Our freedom is in Messiah Yeshua. We are to be washed clean of sin, sinful habits, sinful practices. We are told not to compromise that freedom, not to embrace those sinful habits and choices from which we have been set free. We're not even to speak about them: "It is disgraceful even to speak of the things which are done by them in secret" (Ephesians 5:12, NASB). We, instead, are to put on the armour of G-d so that "having done all" (6:13) we are still standing firm before G-d and man.
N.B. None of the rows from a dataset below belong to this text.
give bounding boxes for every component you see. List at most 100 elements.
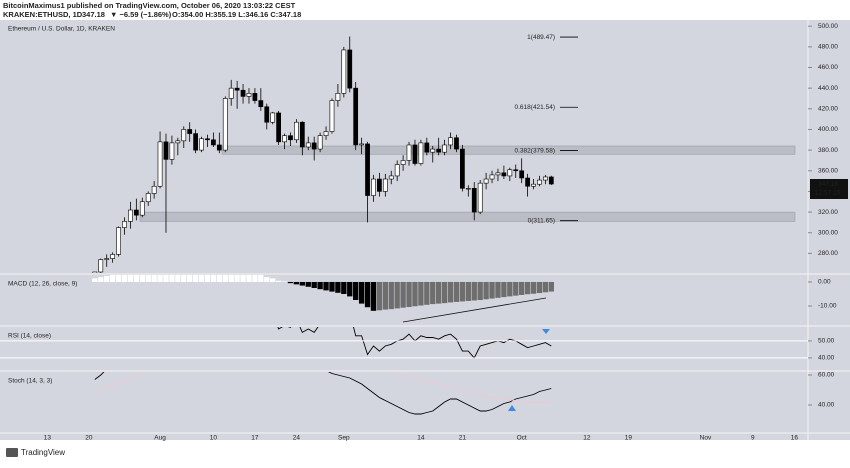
candle-body <box>377 179 381 191</box>
pane-title: MACD (12, 26, close, 9) <box>8 281 77 288</box>
candle-body <box>176 141 180 143</box>
histogram-bar <box>454 282 459 302</box>
candle-body <box>371 179 375 196</box>
candle-body <box>122 221 126 227</box>
histogram-bar <box>466 282 471 301</box>
histogram-bar <box>371 282 376 311</box>
histogram-bar <box>525 282 530 294</box>
fib-label: 0.382(379.58) <box>515 147 555 154</box>
histogram-bar <box>317 282 322 289</box>
candle-body <box>448 138 452 145</box>
candle-body <box>360 144 364 145</box>
histogram-bar <box>288 282 293 283</box>
candle-body <box>152 186 156 193</box>
histogram-bar <box>430 282 435 304</box>
histogram-bar <box>276 281 281 282</box>
x-tick-label: 12 <box>583 435 591 442</box>
publisher: BitcoinMaximus1 published on TradingView… <box>3 1 296 10</box>
histogram-bar <box>98 277 103 282</box>
candle-body <box>472 188 476 212</box>
histogram-bar <box>549 282 554 292</box>
candle-body <box>543 177 547 180</box>
histogram-bar <box>323 282 328 290</box>
candle-body <box>318 136 322 149</box>
candle-body <box>407 145 411 160</box>
candle-body <box>419 143 423 164</box>
candle-body <box>354 88 358 145</box>
candle-body <box>211 140 215 145</box>
histogram-bar <box>270 278 275 282</box>
candle-body <box>508 170 512 176</box>
candle-body <box>312 143 316 149</box>
histogram-bar <box>483 282 488 299</box>
candle-body <box>164 142 168 160</box>
candle-body <box>365 144 369 196</box>
y-tick-label: 360.00 <box>818 167 838 174</box>
candle-body <box>478 183 482 212</box>
candle-body <box>537 180 541 184</box>
candle-body <box>105 259 109 260</box>
histogram-bar <box>507 282 512 296</box>
histogram-bar <box>537 282 542 293</box>
candle-body <box>496 173 500 175</box>
fib-label: 0.618(421.54) <box>515 104 555 111</box>
histogram-bar <box>258 275 263 282</box>
candle-body <box>128 210 132 221</box>
candle-body <box>140 202 144 215</box>
candle-body <box>389 176 393 179</box>
candle-body <box>490 175 494 179</box>
histogram-bar <box>306 282 311 287</box>
histogram-bar <box>489 282 494 299</box>
histogram-bar <box>347 282 352 296</box>
x-tick-label: 19 <box>625 435 633 442</box>
y-tick-label: 280.00 <box>818 250 838 257</box>
histogram-bar <box>329 282 334 292</box>
histogram-bar <box>436 282 441 304</box>
candle-body <box>199 139 203 150</box>
histogram-bar <box>448 282 453 302</box>
fib-label: 1(489.47) <box>527 34 555 41</box>
histogram-bar <box>442 282 447 303</box>
y-tick-label: 40.00 <box>818 402 835 409</box>
candle-body <box>271 113 275 122</box>
candle-body <box>306 143 310 147</box>
y-tick-label: 460.00 <box>818 64 838 71</box>
candle-body <box>526 178 530 186</box>
change: ▼ −6.59 (−1.86%) <box>110 10 172 19</box>
histogram-bar <box>92 278 97 282</box>
y-tick-label: 440.00 <box>818 85 838 92</box>
candle-body <box>288 136 292 140</box>
histogram-bar <box>104 276 109 282</box>
candle-body <box>247 93 251 96</box>
histogram-bar <box>395 282 400 308</box>
histogram-bar <box>389 282 394 309</box>
x-tick-label: Sep <box>338 435 350 442</box>
candle-body <box>134 210 138 215</box>
candle-body <box>401 160 405 164</box>
x-tick-label: 17 <box>251 435 259 442</box>
x-tick-label: 24 <box>293 435 301 442</box>
histogram-bar <box>495 282 500 298</box>
histogram-bar <box>264 277 269 282</box>
y-tick-label: 380.00 <box>818 147 838 154</box>
histogram-bar <box>377 282 382 310</box>
candle-body <box>99 260 103 272</box>
candle-body <box>336 93 340 100</box>
logo <box>6 448 18 457</box>
candle-body <box>383 179 387 191</box>
histogram-bar <box>513 282 518 296</box>
y-tick-label: 300.00 <box>818 229 838 236</box>
candle-body <box>460 149 464 188</box>
candle-body <box>170 143 174 160</box>
candle-body <box>330 101 334 132</box>
symbol: KRAKEN:ETHUSD, 1D <box>3 10 83 19</box>
histogram-bar <box>543 282 548 292</box>
histogram-bar <box>312 282 317 288</box>
histogram-bar <box>110 275 115 282</box>
y-tick-label: 480.00 <box>818 44 838 51</box>
x-tick-label: 16 <box>791 435 799 442</box>
fib-label: 0(311.65) <box>528 217 555 224</box>
candle-body <box>484 179 488 183</box>
candle-body <box>520 171 524 178</box>
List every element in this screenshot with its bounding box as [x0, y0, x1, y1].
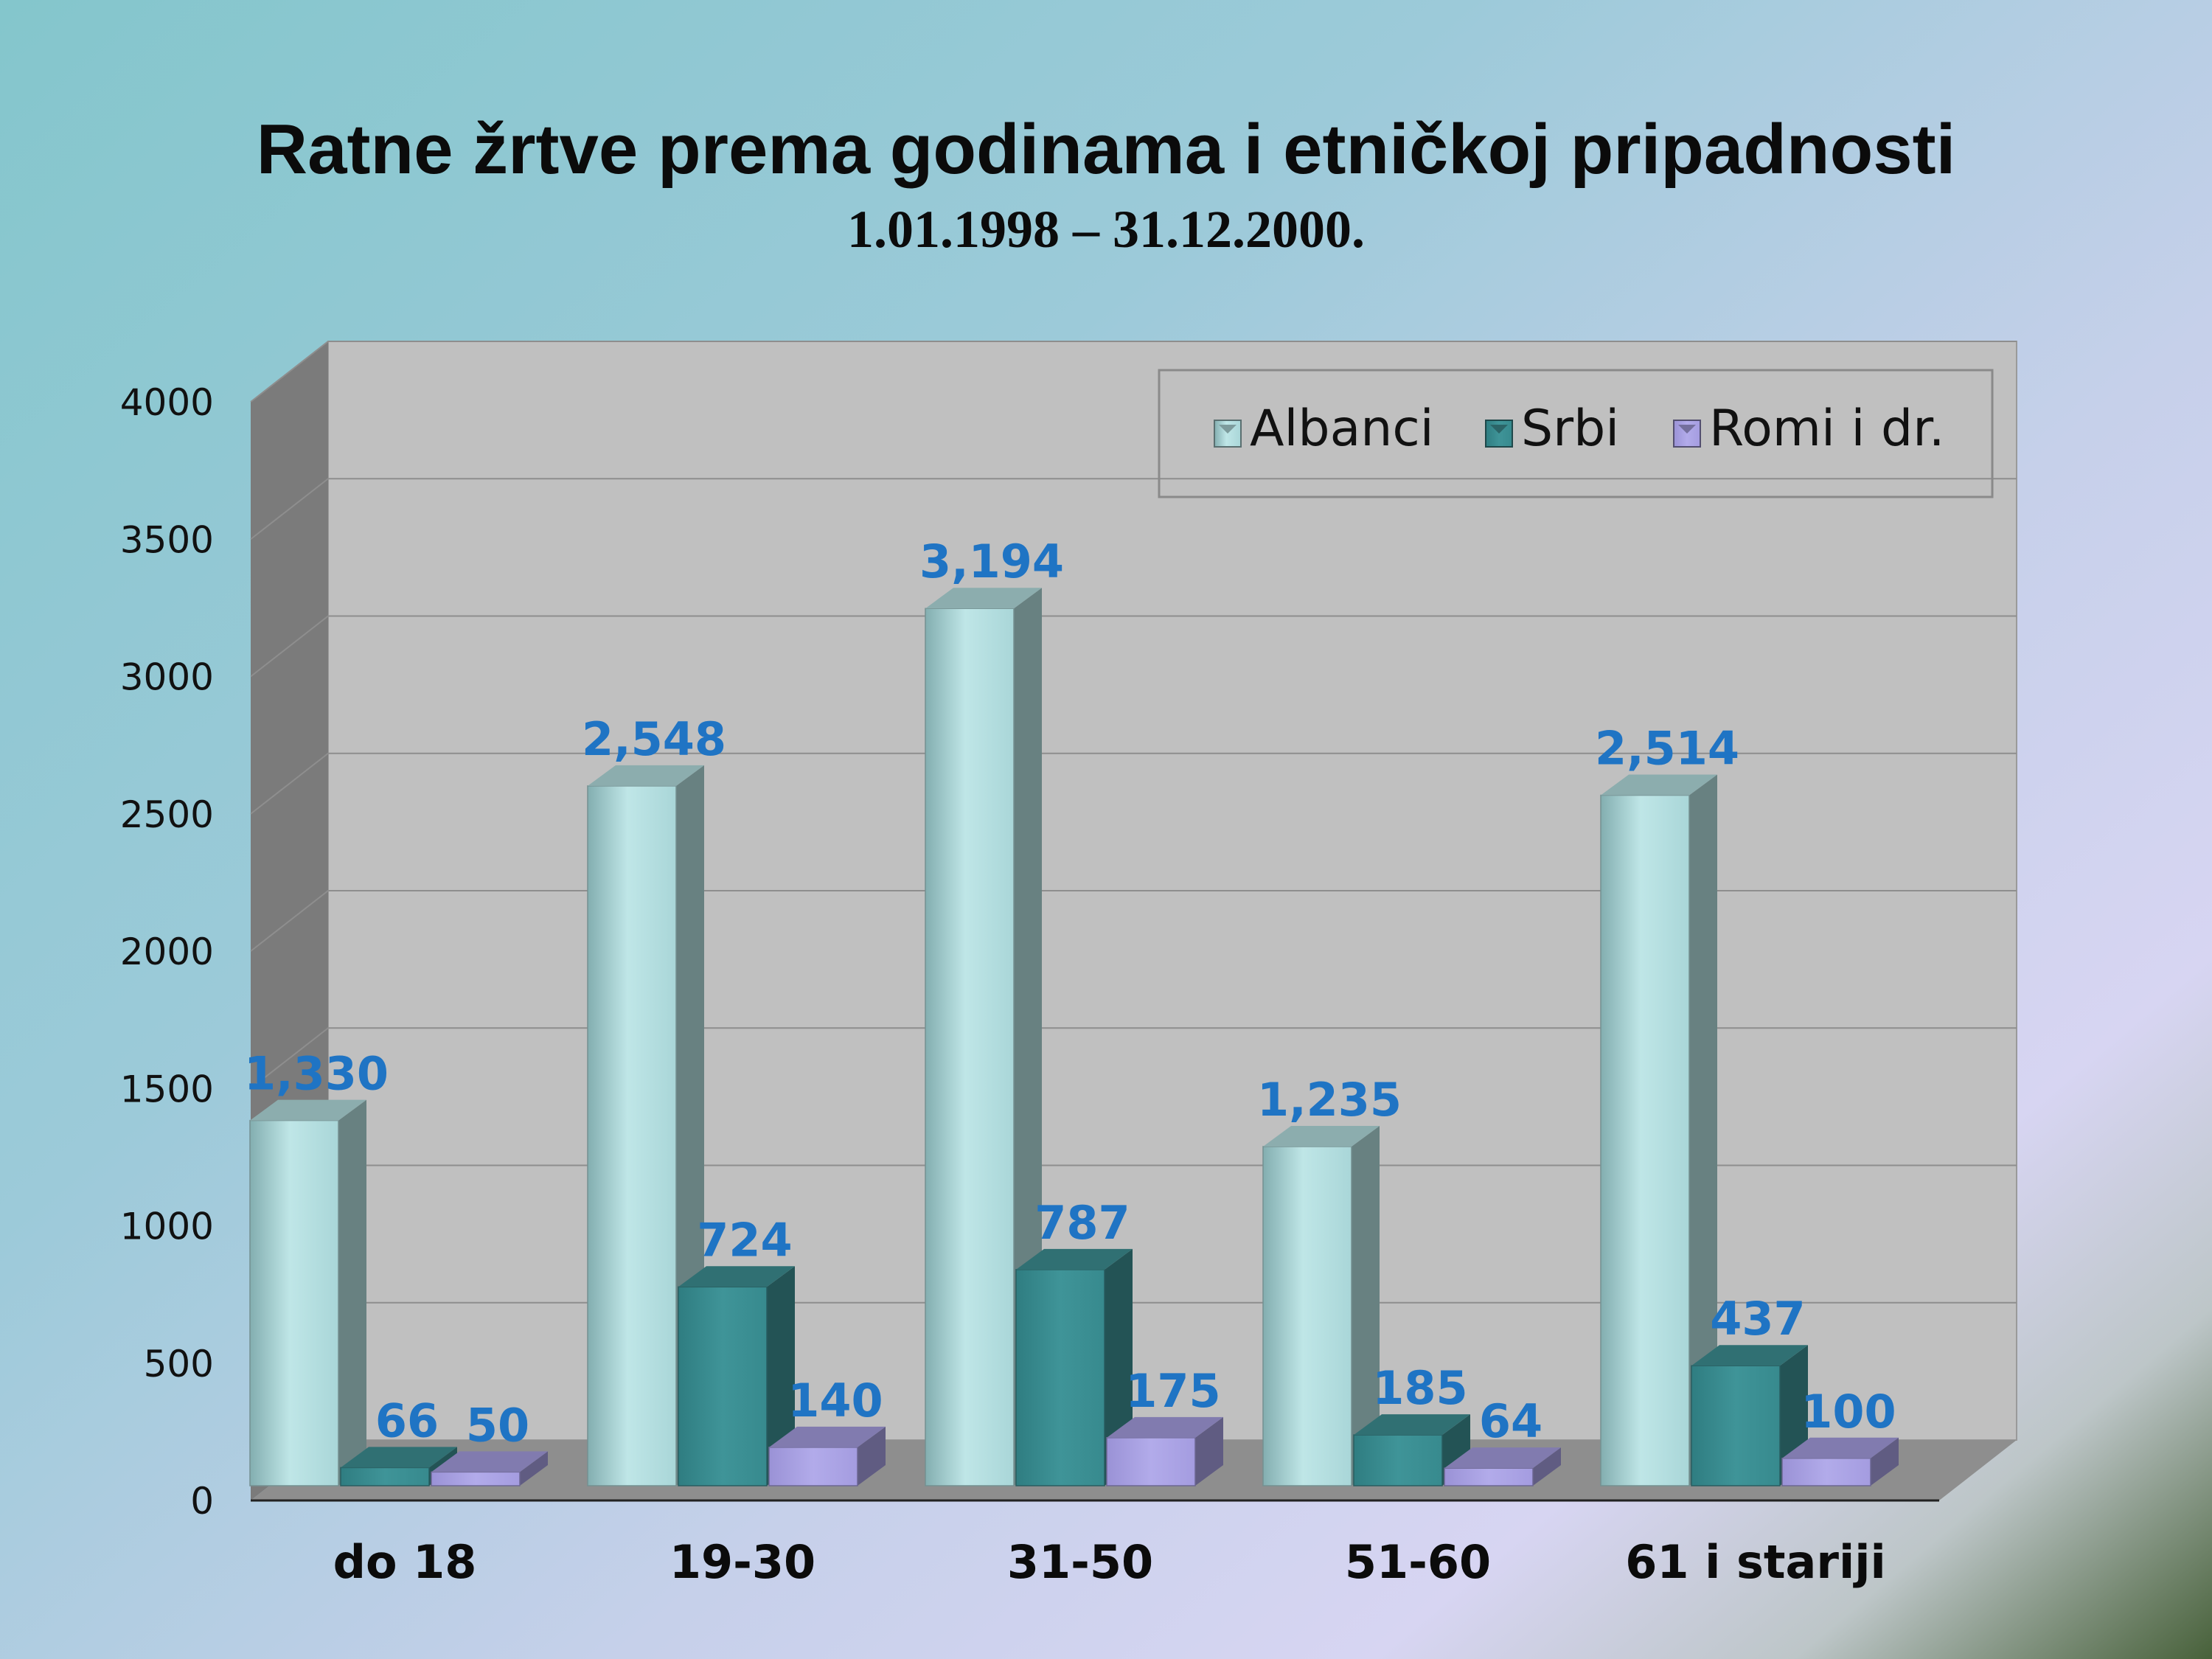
y-tick-label: 0: [190, 1480, 214, 1523]
data-label: 185: [1372, 1361, 1467, 1415]
bar-side: [1689, 774, 1717, 1486]
data-label: 140: [787, 1374, 883, 1427]
data-label: 724: [697, 1213, 792, 1267]
bar-top: [1444, 1447, 1561, 1469]
legend-label: Romi i dr.: [1709, 400, 1945, 458]
bar-side: [767, 1266, 795, 1486]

Further Study: 2 John 8-9; 2 Peter 2:17-21
Application: Where do you stand before the L-rd? Have you compromised and gone back to into ways and habits of sin? If so, you need to act immediately before you become enmeshed in the snares of the evil one. "The eyes of the L-RD are on the righteous, His ears attentive to their cry. They cry out, and the L-RD hears, and saves them from all their troubles" (Psalm 34:16,18, JPS).